Planning the temporary takeoff/landing site’s location (TTSL) is an essential task faced by helicopter spraying pesticide operations in the forest. However, neither a scientific theoretical model nor a planning method do exist to address this issue. In this study, a mathematical model for a helicopter’s TTSL planning is constructed, and an intelligent fusion algorithm (IWOA-IACO-CLC) is proposed based on the improved whale optimization algorithm (IWOA), improved ant colony optimization (IACO) algorithm, and combinatorial logic classifier (CLC). The fusion algorithm first adds a memory function and Lévy flight disturbance strategy to the whale optimization algorithm, which is used to enhance the global search capability of TTSL. Subsequently, the movement strategy of IACO is modified to a lateral movement within the forest and longitudinal movement between forests to calculate the fitness of the IWOA. Finally, the CLC is used to control the feasible domain of TTSL based on the idea of penalty function. In this setting, five Chinese planted forests were employed for route planning experiments, and the dispatch route length, spraying route length, and extra coverage rate obtained by the intelligent fusion algorithm and the artificial empirical method were analyzed.
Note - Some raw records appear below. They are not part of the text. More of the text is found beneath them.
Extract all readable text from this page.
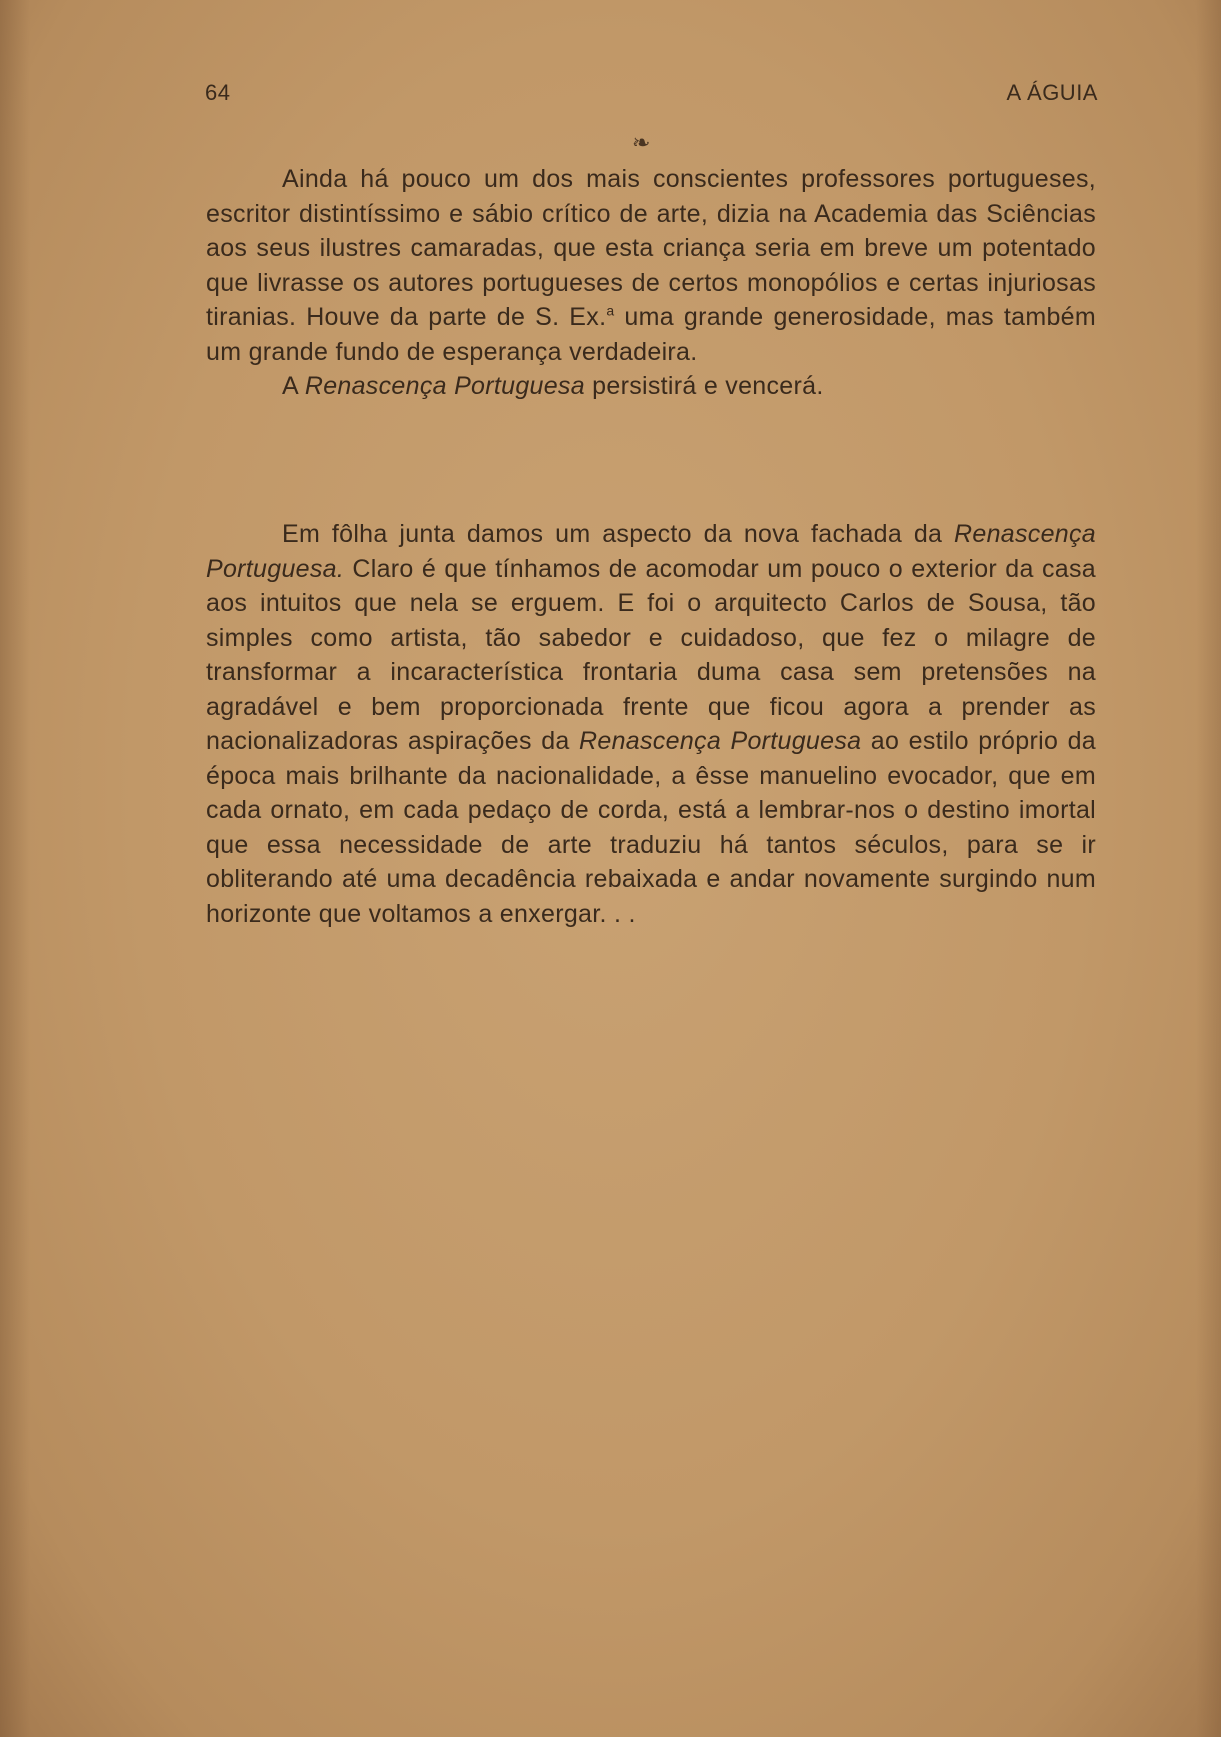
64	A ÁGUIA
❧

Ainda há pouco um dos mais conscientes professores portugueses, escritor distintíssimo e sábio crítico de arte, dizia na Academia das Sciências aos seus ilustres camaradas, que esta criança seria em breve um potentado que livrasse os autores portugueses de certos monopólios e certas injuriosas tiranias. Houve da parte de S. Ex.$^a$ uma grande generosidade, mas também um grande fundo de esperança verdadeira.

A Renascença Portuguesa persistirá e vencerá.

Em fôlha junta damos um aspecto da nova fachada da Renascença Portuguesa. Claro é que tínhamos de acomodar um pouco o exterior da casa aos intuitos que nela se erguem. E foi o arquitecto Carlos de Sousa, tão simples como artista, tão sabedor e cuidadoso, que fez o milagre de transformar a incaracterística frontaria duma casa sem pretensões na agradável e bem proporcionada frente que ficou agora a prender as nacionalizadoras aspirações da Renascença Portuguesa ao estilo próprio da época mais brilhante da nacionalidade, a êsse manuelino evocador, que em cada ornato, em cada pedaço de corda, está a lembrar-nos o destino imortal que essa necessidade de arte traduziu há tantos séculos, para se ir obliterando até uma decadência rebaixada e andar novamente surgindo num horizonte que voltamos a enxergar. . .
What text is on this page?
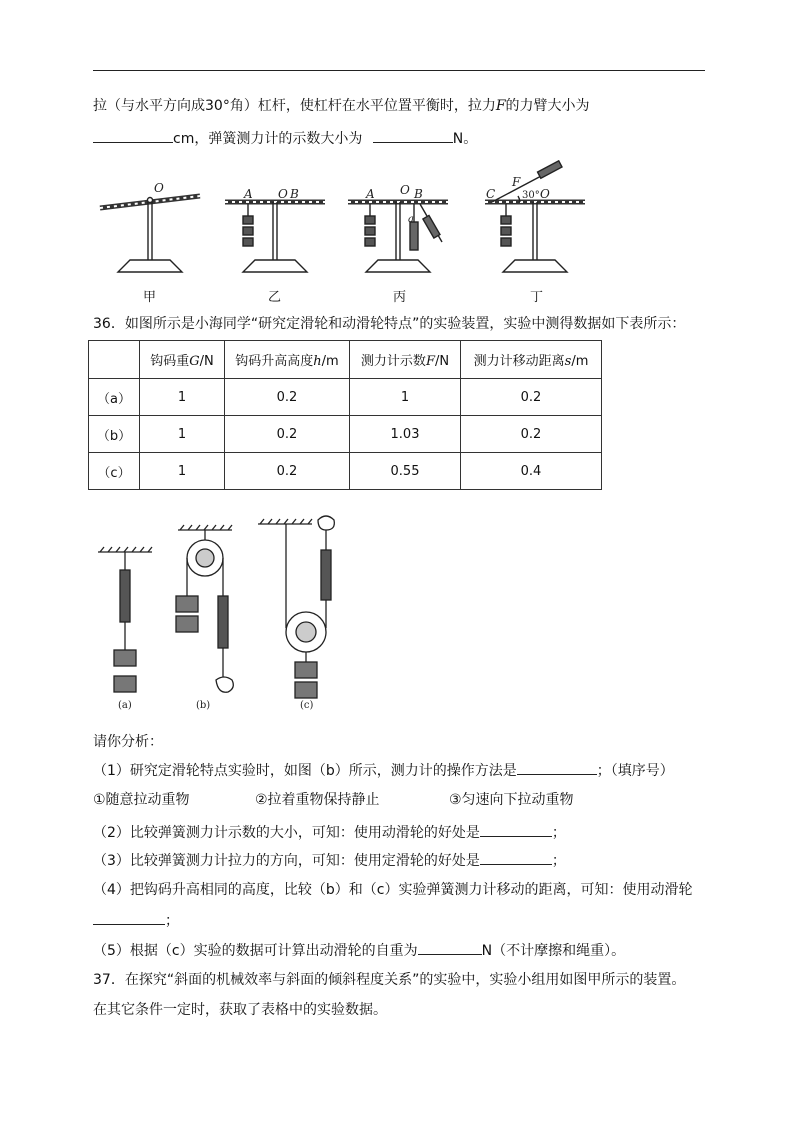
拉（与水平方向成30°角）杠杆，使杠杆在水平位置平衡时，拉力F的力臂大小为
cm，弹簧测力计的示数大小为	N。
O	A O B	A O B
a
C
F
30° O
甲	乙	丙	丁
36．如图所示是小海同学“研究定滑轮和动滑轮特点”的实验装置，实验中测得数据如下表所示：
	钩码重G/N	钩码升高高度h/m	测力计示数F/N	测力计移动距离s/m
（a）	1	0.2	1	0.2
（b）	1	0.2	1.03	0.2
（c）	1	0.2	0.55	0.4
(a)	(b)	(c)
请你分析：
（1）研究定滑轮特点实验时，如图（b）所示，测力计的操作方法是	；（填序号）
①随意拉动重物	②拉着重物保持静止	③匀速向下拉动重物
（2）比较弹簧测力计示数的大小，可知：使用动滑轮的好处是	；
（3）比较弹簧测力计拉力的方向，可知：使用定滑轮的好处是	；
（4）把钩码升高相同的高度，比较（b）和（c）实验弹簧测力计移动的距离，可知：使用动滑轮
；
（5）根据（c）实验的数据可计算出动滑轮的自重为	N（不计摩擦和绳重）。
37．在探究“斜面的机械效率与斜面的倾斜程度关系”的实验中，实验小组用如图甲所示的装置。
在其它条件一定时，获取了表格中的实验数据。
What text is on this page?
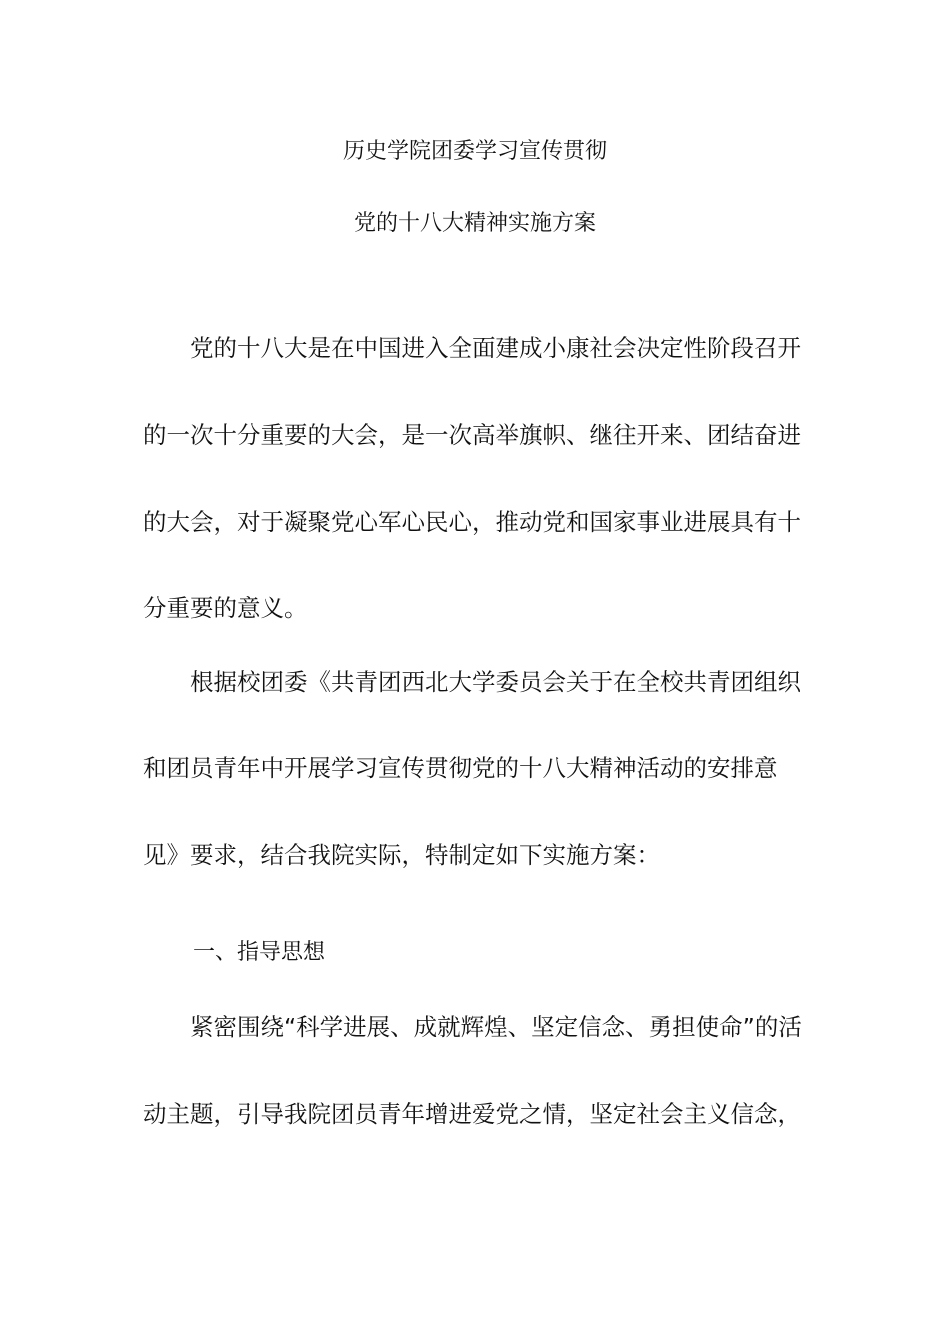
历史学院团委学习宣传贯彻
党的十八大精神实施方案
党的十八大是在中国进入全面建成小康社会决定性阶段召开
的一次十分重要的大会，是一次高举旗帜、继往开来、团结奋进
的大会，对于凝聚党心军心民心，推动党和国家事业进展具有十
分重要的意义。
根据校团委《共青团西北大学委员会关于在全校共青团组织
和团员青年中开展学习宣传贯彻党的十八大精神活动的安排意
见》要求，结合我院实际，特制定如下实施方案：
一、指导思想
紧密围绕“科学进展、成就辉煌、坚定信念、勇担使命”的活
动主题，引导我院团员青年增进爱党之情，坚定社会主义信念，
The results reveal that the IWOA-IACO-CLC algorithm achieves the optimal solution, and the five planned TTSL are more reasonable than those obtained by the artificial empirical method. The dispatch route is shortened by 13.26%, 3.27%, 13.40, 39.67% and 30.47%, the spraying route is shortened by 1.94%, 0.22%, 0.47%, 0.91% and 0.28%, and the extra coverage rate is decreased by 29.15%, 24.92%, 14.63%, 25.99% and 8.24%, respectively. Furthermore, the proposed mathematical model and intelligent fusion algorithm achieve the TTSL planning, while the rational TTSL planning reduces the dispatch route length and the operation cost. This study provides a theoretical basis for the TTSL planning of aerial spray helicopters, as well as a technical reference for the realization of smart forestry.